SAVING MR. BANKS (7/10) Schmaltz needs to work well to not be eye-roll inducing saccharine malarkey. Director John Lee Hancock’s loving ode to Disney and film development (as opposed to film making) chronicling the final stages of a twenty year effort by the real Walt Disney (played with matter-of-fact sincerity by Tom Hanks) to acquire the film rights to author P.L. Travers’ (a rigidly British Emma Thompson) beloved children’s book series “Mary Poppins” and the ensuing battle of wills between Travers’ ferocious, personally-motivated protection of the material and Disney’s desire to commercialize it for mass audiences. The film is crisply shot in warm candy-coated colors, keeping events cheerfully mundane with any allusions to frivolous personality defects (Disney secretly likes to smoke…in 1961 when most people smoked) being immediately forgiven by the characters’ own admissions of guilt and desire to make an imperfect world more enjoyable before the harshness of life takes away imagination from their respective audiences. Even Travers’ own tragic family history is swathed in a forgivable overabundance of innocent imagination and lovingness, captured perfectly by scene stealer Colin Farrell in his most mature and nuanced performance to date, as Travers’ troubled real-life father. The film manages to maintain and justify its PG rating while addressing some very adult topics. Not without its heart-tugging faults of emotional manipulation, but skilled enough for the pandering to be forgiven, the film breaks down the most cynical mind’s walls until you can’t help but smile with the characters at the film’s denouement.

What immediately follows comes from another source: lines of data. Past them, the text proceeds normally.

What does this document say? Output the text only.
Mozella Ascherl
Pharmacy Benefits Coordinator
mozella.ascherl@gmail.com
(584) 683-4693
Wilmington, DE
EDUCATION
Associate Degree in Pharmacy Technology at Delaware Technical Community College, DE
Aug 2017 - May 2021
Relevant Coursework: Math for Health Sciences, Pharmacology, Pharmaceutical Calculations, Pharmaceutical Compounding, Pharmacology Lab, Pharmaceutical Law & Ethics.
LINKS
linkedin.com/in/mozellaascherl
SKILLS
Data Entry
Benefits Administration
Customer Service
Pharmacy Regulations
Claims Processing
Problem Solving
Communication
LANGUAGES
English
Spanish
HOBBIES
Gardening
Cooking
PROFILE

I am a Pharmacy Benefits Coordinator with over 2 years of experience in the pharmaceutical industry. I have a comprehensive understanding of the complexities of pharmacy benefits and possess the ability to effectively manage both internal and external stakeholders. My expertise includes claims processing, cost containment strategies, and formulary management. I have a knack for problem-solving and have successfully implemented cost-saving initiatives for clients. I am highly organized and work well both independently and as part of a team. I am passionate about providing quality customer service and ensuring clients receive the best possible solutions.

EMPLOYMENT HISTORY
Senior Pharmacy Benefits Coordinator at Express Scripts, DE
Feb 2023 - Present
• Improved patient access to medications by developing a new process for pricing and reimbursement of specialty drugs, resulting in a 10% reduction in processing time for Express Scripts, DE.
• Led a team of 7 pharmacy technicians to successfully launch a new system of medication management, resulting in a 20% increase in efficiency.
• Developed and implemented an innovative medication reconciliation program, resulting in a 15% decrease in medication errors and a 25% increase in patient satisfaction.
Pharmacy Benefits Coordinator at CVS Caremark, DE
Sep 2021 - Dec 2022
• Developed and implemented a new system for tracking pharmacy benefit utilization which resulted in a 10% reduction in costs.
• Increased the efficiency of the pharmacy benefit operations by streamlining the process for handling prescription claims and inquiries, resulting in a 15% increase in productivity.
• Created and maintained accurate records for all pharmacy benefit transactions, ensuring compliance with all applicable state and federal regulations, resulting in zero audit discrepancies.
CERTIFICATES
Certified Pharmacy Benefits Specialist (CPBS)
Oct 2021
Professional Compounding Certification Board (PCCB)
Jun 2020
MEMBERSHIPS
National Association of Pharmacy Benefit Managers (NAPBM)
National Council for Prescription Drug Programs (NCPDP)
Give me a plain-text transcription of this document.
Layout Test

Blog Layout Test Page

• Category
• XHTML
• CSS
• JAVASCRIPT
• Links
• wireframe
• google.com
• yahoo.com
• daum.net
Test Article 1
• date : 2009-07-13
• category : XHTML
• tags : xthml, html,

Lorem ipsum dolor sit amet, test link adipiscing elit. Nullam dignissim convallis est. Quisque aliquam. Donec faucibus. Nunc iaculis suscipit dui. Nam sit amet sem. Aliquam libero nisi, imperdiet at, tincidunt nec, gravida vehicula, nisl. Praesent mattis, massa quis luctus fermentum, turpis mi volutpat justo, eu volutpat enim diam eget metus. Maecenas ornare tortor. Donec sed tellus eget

ANCHORMAN 2 (7/10) A sequel long over-due thanks to budgetary issues (i.e. the actors who were dirt cheap in the first film now command top dollar and had to figure out a way to work for less) tackles issues of the 1980’s in New York city at the birth of cable news. Burgundy (Will Ferrell, stepping seamlessly back into his signature role) finds himself at the precipice of cultural change, taking pot shots at FOX News, Rupert Murdoch, Richard Branson and other captains of infotainment that land well, but obviously. The film runs two hours and feels like it would have been more satisfying with twenty to thirty minutes cut, though that extra half-hour allows for every character to make their mark, for better or worse. The kind of film you convince yourself you love moreso than you truly do, Anchorman is chock full of cameos, sight gags and moronic lines to tickle the funny bone, just as the first one was. Perhaps it’s a bit stale ten years on, but I doubt people expected much more than what we got here.